A large-scale screening provided a system to prioritize gene targets for the potential development of tailored cancer therapies. According to the scientists, the findings may also help produce the Cancer Dependency Map, a comprehensive rulebook for the precision treatment of cancer.
The study, “Prioritisation of cancer therapeutic targets using CRISPR-Cas9 screens,” was published in the journal Nature.
Tailored therapies are more effective and safer than surgery, chemotherapy, and radiotherapy, but limited knowledge of target candidates has limited their use to a small subset of cancer patients. Strategies to identify and prioritize targets would thereby boost their success and help develop new treatments.
The CRISPR-Cas9 gene editing approach is able to deplete genes from the genome with high specificity, allowing researchers to study their function with great accuracy.
Thus, a team at the Wellcome Sanger Institute and Open Targets — a collaboration among the Wellcome Sanger Institute, EMBL-EBI, GSK, Biogen, Takeda, and Celgene — conducted a large CRISPR-Cas9 screen to find key genes for cancer survival and likely treatment targets.
“CRISPR is an incredibly powerful tool that enables us to do science at a scale and with a precision that we couldn’t do five years ago,” Kosuke Yusa, one of the study’s co-lead authors, said in a press release.
The investigators disrupted approximately 20,000 genes in 324 cancer cell lines from 30 cancer types and across 19 different tissues. They included common cancers, such as colon and breast, as well as cancers of particular unmet clinical need, such as lung, ovarian, and pancreatic.
First, the researchers identified 1,459 genes involved in cell survival. Then, a statistical method identified a median of 866 cancer-type-specific and 553 pan-cancer core genes, the latter referring to those genes that are common to most tested cell lines. A total of 132 of these pan-cancer genes (24%) were newly identified.
Cancer-type-specific core genes showed high levels in healthy tissues, which is consistent with a predicted role in key cellular processes and suggests toxicity if used as targets, the scientists noted.
They subsequently developed a ranking system to assign each gene a target priority score — ranging from 0 to 100 — based on its potential for treatment development. Each gene’s score depended on its expression level, its relative impact on cell survival, mutation status, evidence for other genes in the same pathway, and the frequency at which the target was altered in data from patients.
This led to a total of 628 unique priority targets, of which 617 were cancer-type-specific targets. The data further revealed a median of 88 targets per cancer type. Also, 457 (74%) of the cancer-type priority targets were identified in only one (56%) or two (18%) cancer types, “underscoring their context specificity,” the scientists said.

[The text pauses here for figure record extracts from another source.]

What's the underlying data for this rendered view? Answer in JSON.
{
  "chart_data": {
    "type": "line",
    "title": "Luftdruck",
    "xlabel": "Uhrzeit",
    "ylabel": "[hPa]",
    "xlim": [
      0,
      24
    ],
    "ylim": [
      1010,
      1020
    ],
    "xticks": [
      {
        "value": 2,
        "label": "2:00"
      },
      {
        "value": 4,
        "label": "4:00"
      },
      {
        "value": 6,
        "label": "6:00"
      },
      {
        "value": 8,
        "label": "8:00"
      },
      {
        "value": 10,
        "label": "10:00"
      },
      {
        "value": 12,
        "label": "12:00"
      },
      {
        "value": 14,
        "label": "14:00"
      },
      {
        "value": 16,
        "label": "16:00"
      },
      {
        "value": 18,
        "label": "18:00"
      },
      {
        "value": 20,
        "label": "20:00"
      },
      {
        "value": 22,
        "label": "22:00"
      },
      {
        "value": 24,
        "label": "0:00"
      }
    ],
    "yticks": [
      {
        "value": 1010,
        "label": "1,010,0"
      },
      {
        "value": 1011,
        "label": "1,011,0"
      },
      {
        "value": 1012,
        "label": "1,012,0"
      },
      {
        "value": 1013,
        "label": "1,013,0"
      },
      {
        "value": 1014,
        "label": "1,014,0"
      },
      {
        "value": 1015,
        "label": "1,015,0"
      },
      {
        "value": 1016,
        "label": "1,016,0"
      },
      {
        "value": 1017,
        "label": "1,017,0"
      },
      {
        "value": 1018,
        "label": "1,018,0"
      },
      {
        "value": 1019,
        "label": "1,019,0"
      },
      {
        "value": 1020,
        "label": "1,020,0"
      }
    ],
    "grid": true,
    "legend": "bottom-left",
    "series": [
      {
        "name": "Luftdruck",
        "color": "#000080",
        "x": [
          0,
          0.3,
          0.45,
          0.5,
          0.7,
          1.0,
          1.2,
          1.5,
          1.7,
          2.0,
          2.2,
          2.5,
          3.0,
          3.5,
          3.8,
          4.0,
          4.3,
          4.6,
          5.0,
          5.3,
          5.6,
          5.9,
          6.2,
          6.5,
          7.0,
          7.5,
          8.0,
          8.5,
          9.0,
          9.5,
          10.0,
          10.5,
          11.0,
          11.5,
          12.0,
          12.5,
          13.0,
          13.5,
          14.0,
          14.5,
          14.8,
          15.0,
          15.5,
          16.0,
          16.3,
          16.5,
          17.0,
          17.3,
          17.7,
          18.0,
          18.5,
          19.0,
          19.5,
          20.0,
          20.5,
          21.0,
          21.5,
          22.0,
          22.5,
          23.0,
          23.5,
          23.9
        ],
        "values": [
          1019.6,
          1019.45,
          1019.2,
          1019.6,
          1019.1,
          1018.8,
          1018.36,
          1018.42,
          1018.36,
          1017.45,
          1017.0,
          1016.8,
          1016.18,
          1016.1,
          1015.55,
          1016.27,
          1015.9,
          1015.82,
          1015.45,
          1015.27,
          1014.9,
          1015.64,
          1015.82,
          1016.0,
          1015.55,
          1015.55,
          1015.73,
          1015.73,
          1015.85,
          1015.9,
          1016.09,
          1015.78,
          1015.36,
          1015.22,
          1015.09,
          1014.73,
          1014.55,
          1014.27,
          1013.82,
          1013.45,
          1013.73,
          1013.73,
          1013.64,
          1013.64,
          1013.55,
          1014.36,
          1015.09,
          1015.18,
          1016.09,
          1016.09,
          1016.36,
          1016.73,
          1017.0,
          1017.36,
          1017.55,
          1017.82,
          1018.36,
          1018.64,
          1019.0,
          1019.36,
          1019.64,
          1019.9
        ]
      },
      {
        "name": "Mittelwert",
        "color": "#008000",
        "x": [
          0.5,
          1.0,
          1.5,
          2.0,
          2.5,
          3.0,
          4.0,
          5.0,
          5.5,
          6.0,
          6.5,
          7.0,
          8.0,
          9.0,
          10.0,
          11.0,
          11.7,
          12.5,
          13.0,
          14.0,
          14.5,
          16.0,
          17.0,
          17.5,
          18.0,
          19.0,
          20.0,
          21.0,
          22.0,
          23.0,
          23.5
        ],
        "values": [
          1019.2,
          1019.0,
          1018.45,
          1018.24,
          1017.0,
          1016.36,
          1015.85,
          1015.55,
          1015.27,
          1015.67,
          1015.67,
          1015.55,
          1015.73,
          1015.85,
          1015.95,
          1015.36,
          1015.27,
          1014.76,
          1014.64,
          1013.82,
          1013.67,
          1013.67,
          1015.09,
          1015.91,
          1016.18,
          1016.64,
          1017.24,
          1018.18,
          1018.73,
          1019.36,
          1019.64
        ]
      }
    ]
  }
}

Among the priority targets, the PIK3CA gene is a target in ovarian cancer, among other tumor types. Different gene groups were defined, based on whether or not they have directed therapies already approved or in development, or whether they have evidence supporting their use as targets.
A top-scoring target in several tumor types, including ovarian cancer, was Werner syndrome RecQ helicase (WRN), which is required for the survival of tumors known as microsatellite unstable cancers, as shown in mice with colorectal cancer. Of note, the potential of WRN as a target in these tumors was supported in an accompanying study.
“Overall, our framework informed a data-driven list of prioritized therapeutic targets that would be strong candidates for the development of cancer drugs,” the scientists said.
Mentioning the hope that this study will help provide effective therapies for more patients, Mathew Garnett, a co-lead author in the study, said this tool will be “freely available for scientists across the world to understand what makes a cancer a cancer, and how we might target different types of cancers much more effectively than we do today.”
Fiona Behan, a co-first author, commented: “With the Cancer Dependency Map, I really hope to revolutionize treatment for patients.” She said that “even a handful of new, more effective anti-cancer drugs … would benefit an enormous number of patients.”
Karen Vousden, Cancer Research UK‘s chief scientist, said that “what makes this research so powerful is the scale.” She added that this study is “a salient leap” to accelerate the discovery of cancer treatment targets.
Vousden cautioned, however, that studies in cells do not “always reflect the complexities of cancer in the human body and so will not necessarily reflect how someone will respond to a drug.” Still, this work “provides some excellent starting points.”